Kaladin se llevó vacilante una mano a la cara para tocar su barba negra y descuidada. Los hombres parecían estar esperando algo.
—¿Qué? —preguntó.
Los hombres se agitaron incómodos, mirando hacia el aserradero. Estaban esperando que los guiara en el entrenamiento, naturalmente. Pero el entrenamiento era inútil. Abrió la boca para decírselo, pero vaciló al ver que algo se acercaba. Cuatro hombres, portando un palanquín. Un individuo alto y delgado con un chaquetón violeta de ojos claros caminaba a su lado.
Los hombres se volvieron a mirar.
—¿Qué es esto? —preguntó Hobber, rascándose el grueso cuello.
—Será el sustituto de Lamaril —dijo Kaladin, abriéndose paso amablemente entre la fila de hombres del puente. Syl se posó sobre su hombro mientras los porteadores del palanquín se detenían ante él y se volvían hacia un lado, revelando a una mujer de cabellos oscuros vestida con un elegante traje violeta decorado con glifos dorados. Estaba recostada de lado sobre unos cojines, sus ojos azul claro.
—Soy la brillante Hashal —dijo, la voz ligeramente entonada de Kholinar—. Mi esposo, el brillante señor Matal, es vuestro nuevo capitán.
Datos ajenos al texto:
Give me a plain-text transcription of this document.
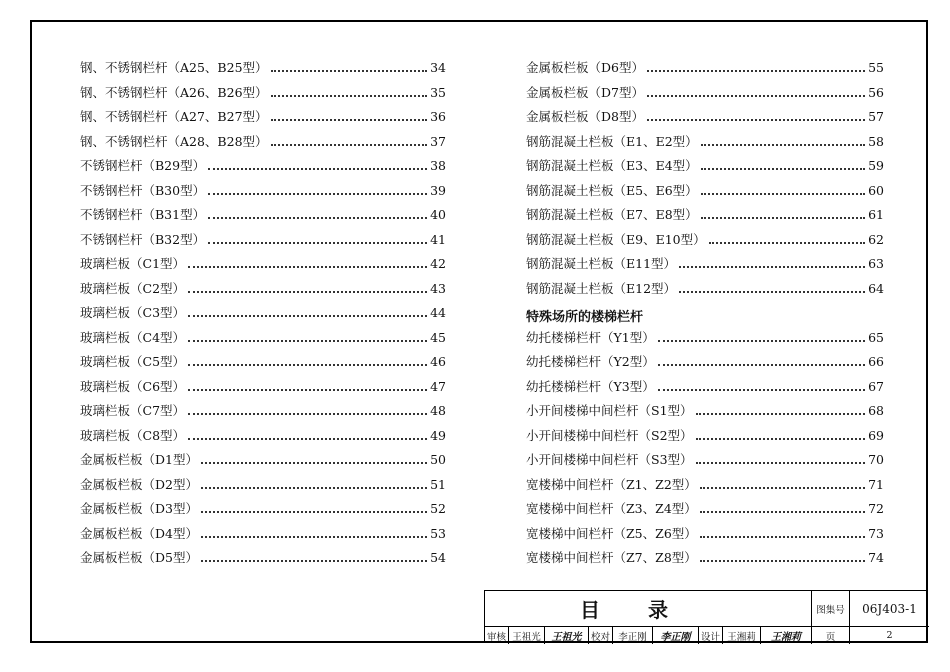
钢、不锈钢栏杆（A25、B25型）	34
钢、不锈钢栏杆（A26、B26型）	35
钢、不锈钢栏杆（A27、B27型）	36
钢、不锈钢栏杆（A28、B28型）	37
不锈钢栏杆（B29型）	38
不锈钢栏杆（B30型）	39
不锈钢栏杆（B31型）	40
不锈钢栏杆（B32型）	41
玻璃栏板（C1型）	42
玻璃栏板（C2型）	43
玻璃栏板（C3型）	44
玻璃栏板（C4型）	45
玻璃栏板（C5型）	46
玻璃栏板（C6型）	47
玻璃栏板（C7型）	48
玻璃栏板（C8型）	49
金属板栏板（D1型）	50
金属板栏板（D2型）	51
金属板栏板（D3型）	52
金属板栏板（D4型）	53
金属板栏板（D5型）	54
金属板栏板（D6型）	55
金属板栏板（D7型）	56
金属板栏板（D8型）	57
钢筋混凝土栏板（E1、E2型）	58
钢筋混凝土栏板（E3、E4型）	59
钢筋混凝土栏板（E5、E6型）	60
钢筋混凝土栏板（E7、E8型）	61
钢筋混凝土栏板（E9、E10型）	62
钢筋混凝土栏板（E11型）	63
钢筋混凝土栏板（E12型）	64
特殊场所的楼梯栏杆
幼托楼梯栏杆（Y1型）	65
幼托楼梯栏杆（Y2型）	66
幼托楼梯栏杆（Y3型）	67
小开间楼梯中间栏杆（S1型）	68
小开间楼梯中间栏杆（S2型）	69
小开间楼梯中间栏杆（S3型）	70
宽楼梯中间栏杆（Z1、Z2型）	71
宽楼梯中间栏杆（Z3、Z4型）	72
宽楼梯中间栏杆（Z5、Z6型）	73
宽楼梯中间栏杆（Z7、Z8型）	74
目录	图集号	06J403-1
审核 王祖光	王祖光 校对 李正刚	李正刚	设计 王湘莉	王湘莉	页	2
Kaladin se mordió la lengua, conteniendo una respuesta. Tenía alguna experiencia con los ojos claros que eran «ascendidos» a puestos como ese. Matal no dijo nada, simplemente se quedó allí de pie con la mano en la empuñadura de su espada. Era alto, casi tan alto como Kaladin, pero flacucho. Manos delicadas. Esa espada no había visto mucha práctica.
—Mi esposo no pretende dirigir las cuadrillas con la laxitud de su predecesor. Mi esposo es un asociado honorado y bien respetado del alto príncipe Sadeas en persona, no un perro casi ojos oscuros como Lamaril.
Hashal no mostraba ni una pizca de ira en sus palabras. Dirigió la mano a un lado, uno de los soldados dio un paso adelante y lanzó la parte posterior de su lanza contra el estómago de Kaladin.
Kaladin la capturó, los antiguos reflejos todavía demasiado agudos. Por su mente destellaron las posibilidades, y pudo ver la lucha antes de que tuviera lugar.
Tirar de la lanza, derribar al soldado al suelo.
Avanzar y darle un codazo en el antebrazo, haciéndole soltar el arma.
Tomar el control, girar la lanza y golpear al soldado en la cabeza.
Alzar la lanza hacia…
No. Eso tan solo haría que lo mataran.
Kaladin soltó la culata de la lanza. El soldado parpadeó sorprendido de que un simple hombre de los puentes hubiera bloqueado su golpe. Con una mueca, alzó la lanza y golpeó a Kaladin en la sien.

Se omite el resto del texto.